Let's skip down to the statement where a long maps.google.com URL is constructed. This URL is an alternate means of geocoding an address that is available when working within a server-side script (see http://code.google.com/apis/maps/documentation/geocoding/#GeocodingRequests). Here, the player's town and state are inserted into the URL and the desired output is specified as comma-separated values (csv). This URL is read once again using the file_get_contents() function. The comma-separated values are then converted to an array using the explode() function, which places the latitude and longitude values in positions 2 and 3 of the array, respectively. Once the lat/long values are obtained, all of the desired values are written to the XML output file. The last step in the loop is to whittle down the HTML string stored in the $file variable so that it no longer contains the just-processed row. The program then processes the next row in the table and continues looping until no more rows are left.

Note

There are a number of code libraries in different languages that specialize in scraping data found in HTML tables. If you're interested in doing this sort of thing yourself, I recommend looking into whether one of these existing libraries will make your task easier.

The resulting XML file is then used as the data source for the cfb_rosters.html page, which operates in much the same way as examples from the optional database lesson.

You may be wondering why I didn't just set up these scripts such that the XML was passed directly from the PHP script to the JavaScript in the HTML file. That would be a truly nifty mashup!

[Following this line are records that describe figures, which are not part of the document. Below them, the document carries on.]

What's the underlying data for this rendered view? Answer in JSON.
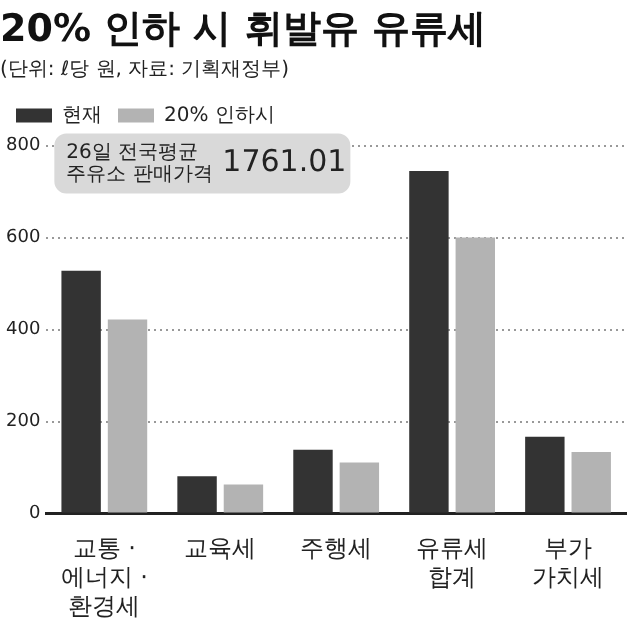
{
  "chart_data": {
    "type": "bar",
    "title": "20% 인하 시 휘발유 유류세",
    "subtitle": "(단위: ℓ당 원, 자료: 기획재정부)",
    "categories": [
      "교통 ·\n에너지 ·\n환경세",
      "교육세",
      "주행세",
      "유류세\n합계",
      "부가\n가치세"
    ],
    "series": [
      {
        "name": "현재",
        "color": "#333333",
        "values": [
          528,
          81,
          139,
          745,
          167
        ]
      },
      {
        "name": "20% 인하시",
        "color": "#b3b3b3",
        "values": [
          422,
          63,
          111,
          600,
          134
        ]
      }
    ],
    "ylim": [
      0,
      800
    ],
    "yticks": [
      0,
      200,
      400,
      600,
      800
    ],
    "grid": "y",
    "legend": "top left",
    "annotations": [
      "26일 전국평균\n주유소 판매가격",
      "1761.01"
    ]
  }
}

I actually did set it up that way at first just to confirm that I could make it work. However, there are two reasons why a "geocoding-on-the-fly" solution is not a good idea:

  1. Geocoding is a resource-intensive task and Google asks developers to avoid sending locations to their geocoding service repeatedly (which would happen if your page gets any kind of traffic). Locations should be geocoded once and their coordinates stored locally as in my example.
  2. It is significantly faster to read lat/long values from a local XML file than it is to geocode the entire list of towns on the fly. Since the roster information is changed just once a year, maintaining up-to-date XML files is quite easy. However, if the data were more dynamic, that might call for an application in which the location is first checked against a local database and sent to Google's geocoder only if it doesn't already exist in the local database.

Finally, at the beginning of this section, I mentioned the word "controversy" with regard to web scraping. Hopefully, thoughts on the legality and ethics of using this programming technique ran through your mind while you were reading through this section. I constructed this football roster mashup for fun and to get practice with the technology. I haven't advertised it and certainly haven't tried to profit from it, but there's a chance that I'm violating ESPN's terms of use by not checking with them first before re-purposing their data. This kind of ethics question makes for interesting discussion, which is why I asked you to read and comment on the "Mashups: who’s really in control?" blog post by Richard MacManus.